The U.S. Post Office was then headquartered in a two-story building near the War Department in Washington. Opened during the Franklin Pierce administration, the structure was finished with white marble from Maryland and New York, none of which stopped the roof from leaking. Into this setting in 1861 came Montgomery Blair.

Abraham Lincoln had become President in March of that year. In May, partly to pay off a political debt, he appointed Blair, a border-state moderate whose family had a house across the street from the White House and another in Maryland, as postmaster general.

A former U.S. attorney who represented the fugitive slave Dred Scott, Blair was reviled by radical Republicans for his moderation on the slavery issue. To add to his woes, his house in Maryland was burned down by the Confederates led by General Jubal A.Early.. But Lincoln wrote of his service as postmaster that “I remember no single complaint against with you in connection therewith.”

Blair’s first problem was getting the mail to its destination. The dying words of a wounded Pony Express rider—“Get out of the way—of the—United—States—mail,” in no way implied certainty of delivery.
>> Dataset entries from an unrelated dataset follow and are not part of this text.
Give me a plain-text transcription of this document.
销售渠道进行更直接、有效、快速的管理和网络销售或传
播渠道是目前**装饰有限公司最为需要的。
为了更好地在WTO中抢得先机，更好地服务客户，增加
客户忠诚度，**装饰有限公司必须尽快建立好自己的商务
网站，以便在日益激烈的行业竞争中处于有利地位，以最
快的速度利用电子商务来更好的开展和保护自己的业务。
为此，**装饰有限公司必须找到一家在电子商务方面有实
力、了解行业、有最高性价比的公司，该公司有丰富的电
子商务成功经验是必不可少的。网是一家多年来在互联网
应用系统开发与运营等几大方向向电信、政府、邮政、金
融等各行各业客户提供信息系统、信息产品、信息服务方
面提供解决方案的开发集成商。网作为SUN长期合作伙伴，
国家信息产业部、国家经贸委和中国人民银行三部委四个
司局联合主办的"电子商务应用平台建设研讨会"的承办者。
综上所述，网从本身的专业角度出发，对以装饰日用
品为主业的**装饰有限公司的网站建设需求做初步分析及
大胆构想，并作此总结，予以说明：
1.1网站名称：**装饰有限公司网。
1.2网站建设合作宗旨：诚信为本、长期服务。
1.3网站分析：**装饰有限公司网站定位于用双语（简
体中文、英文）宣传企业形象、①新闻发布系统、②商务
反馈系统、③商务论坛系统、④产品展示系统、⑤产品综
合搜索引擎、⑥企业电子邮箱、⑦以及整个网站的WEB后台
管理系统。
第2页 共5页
In many areas, service was only nominally better that it was in Franklin’s time, when the main conveyance was the horse. Some rural towns got no mail at all during high water.

Things were worse out west. Jefferson Davis, the secretary of War for Franklin Pierce, had tested camels in the Southwest, but they proved unsuitable, being used to the soft desert sand of the Middle East, not the hard-scrabble ground in the West. All this bred a certain cynicism: Mark Twain expected the stage driver taking him to Utah to “unload the most of our mail matter somewhere on the Plains and leave it to the Indians or whosoever wanted it.”

In 1862, largely thanks to Blair, the post office started operating mail cars on the growing national railroad system. Crews of men, “eyeshaded gnomes in shirt sleeves,” stood on their feet overnight, sorting mail by destination and dropping it into pouches.

One year later, mailmen started delivering to the door in the 49 largest cities. “Little can I tell how my life has been interwoven with those to whom I have carried mail,” said Morris Church, of Worchester, Mass. when he retired decades later. “Their joys and sorrows have taken a deep hold upon my life.”

And in November 1864, the post office started selling money orders so that families could send money to soldiers at the front without fear of theft. (Registered letters had been around since 1855, but the New York Times had argued that the system facilitated “fraud on the part of Post office officials, by pointing out the letters which contain money.”)

Finally, postage was now affordable. Advance payment had been mandatory since 1855, but Congress now sweetened it by lowering the rates and dividing mail into three classes: First class (regular letter mail); second class (periodicals); and third class (circulars).

The lottery men noted all this. And by the time Blair, who had offered to resign when it suited the President, was told by Lincoln, “The time has come,” they were taking full advantage of it.